6th President of University of the Virgin Islands
- Incumbent
- Assumed office August 1, 2024
- Preceded by: David Hall

Personal details
- Born: St. Croix, U.S. Virgin Islands
- Education: University of the Virgin Islands Emory University

= Safiya George =

U.S. Virgin Islands nurse practitioner and academic administrator

Safiya George (formerly Dalmida) is a U.S. Virgin Islands nurse practitioner and academic administrator specialized in holistic health, spirituality, and HIV. She is the president of the University of the Virgin Islands. George served as the dean of the Christine E. Lynn College of Nursing at Florida Atlantic University from 2019 to 2024.

== Life ==
George earned an A.S. (1997) and B.S. (1999) in nursing from the University of the Virgin Islands. She completed a M.S. (2001) in nursing with a concentration in HIV/AIDS and oncology, a Ph.D. (2006) in nursing research, and a certificate (2006) in women's studies from Emory University. Her dissertation was titled, Relationships Among Spirituality, Depression, Immune Status, and Health-related Quality of Life in Women with HIV. Marcia McDonnell Holstad was her doctoral advisor. George conducted a postdoctoral fellowship in religion and health at the Duke University in 2007.

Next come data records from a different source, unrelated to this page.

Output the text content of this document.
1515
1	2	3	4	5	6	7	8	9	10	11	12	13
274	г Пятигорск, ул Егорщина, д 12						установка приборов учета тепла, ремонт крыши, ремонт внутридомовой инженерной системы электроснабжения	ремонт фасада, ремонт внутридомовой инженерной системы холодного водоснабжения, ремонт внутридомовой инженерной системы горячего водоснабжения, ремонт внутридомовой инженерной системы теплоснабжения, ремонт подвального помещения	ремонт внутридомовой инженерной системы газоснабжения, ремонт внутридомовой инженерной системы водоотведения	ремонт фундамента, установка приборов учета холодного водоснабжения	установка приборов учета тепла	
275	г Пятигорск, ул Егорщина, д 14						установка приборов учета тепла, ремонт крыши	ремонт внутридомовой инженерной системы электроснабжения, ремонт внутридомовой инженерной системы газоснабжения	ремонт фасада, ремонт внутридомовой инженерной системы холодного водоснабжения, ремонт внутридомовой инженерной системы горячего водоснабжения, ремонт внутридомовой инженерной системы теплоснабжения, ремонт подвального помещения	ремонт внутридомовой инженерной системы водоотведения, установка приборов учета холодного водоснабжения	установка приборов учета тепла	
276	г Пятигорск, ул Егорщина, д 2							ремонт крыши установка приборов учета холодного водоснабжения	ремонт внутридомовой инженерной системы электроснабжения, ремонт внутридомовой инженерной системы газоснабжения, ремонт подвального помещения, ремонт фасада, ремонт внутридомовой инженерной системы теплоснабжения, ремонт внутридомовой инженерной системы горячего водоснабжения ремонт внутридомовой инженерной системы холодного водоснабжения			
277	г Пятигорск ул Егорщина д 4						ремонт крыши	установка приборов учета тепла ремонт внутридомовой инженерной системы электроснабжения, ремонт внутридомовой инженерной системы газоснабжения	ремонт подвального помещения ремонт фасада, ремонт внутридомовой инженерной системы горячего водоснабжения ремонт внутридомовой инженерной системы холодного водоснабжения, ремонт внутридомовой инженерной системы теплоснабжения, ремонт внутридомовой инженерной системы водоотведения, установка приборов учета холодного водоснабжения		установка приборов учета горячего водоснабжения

George is a nurse practitioner specialized in the areas of holistic health, spirituality, and HIV. From 2008 to 2015, she was an assistant professor at Emory University. In August 2015, she joined the University of Alabama as an associate professor and an assistant dean for research and director of scholarly affairs at the Capstone College of Nursing. George was inducted as a fellow of the American Association of Nurse Practitioners in 2018. On July 8, 2018, she became the Holli Rockwell Trubinsky Eminent dean and professor of the Christine E. Lynn College of Nursing at Florida Atlantic University. She was also the Chief Executive of Florida Atlantic Universities Louis and Anne Green Memory and Wellness center. In 2020, she was inducted as a distinguished fellow of the National Academies of Practice and as a fellow of the American Academy of Nursing in 2022. In February 2023, she joined the board of directors of the nonprofit, Boca Helping Hands. In February 2024, she was named as sixth president of the University of the Virgin Islands. She succeeded David Hall on August 1, 2024.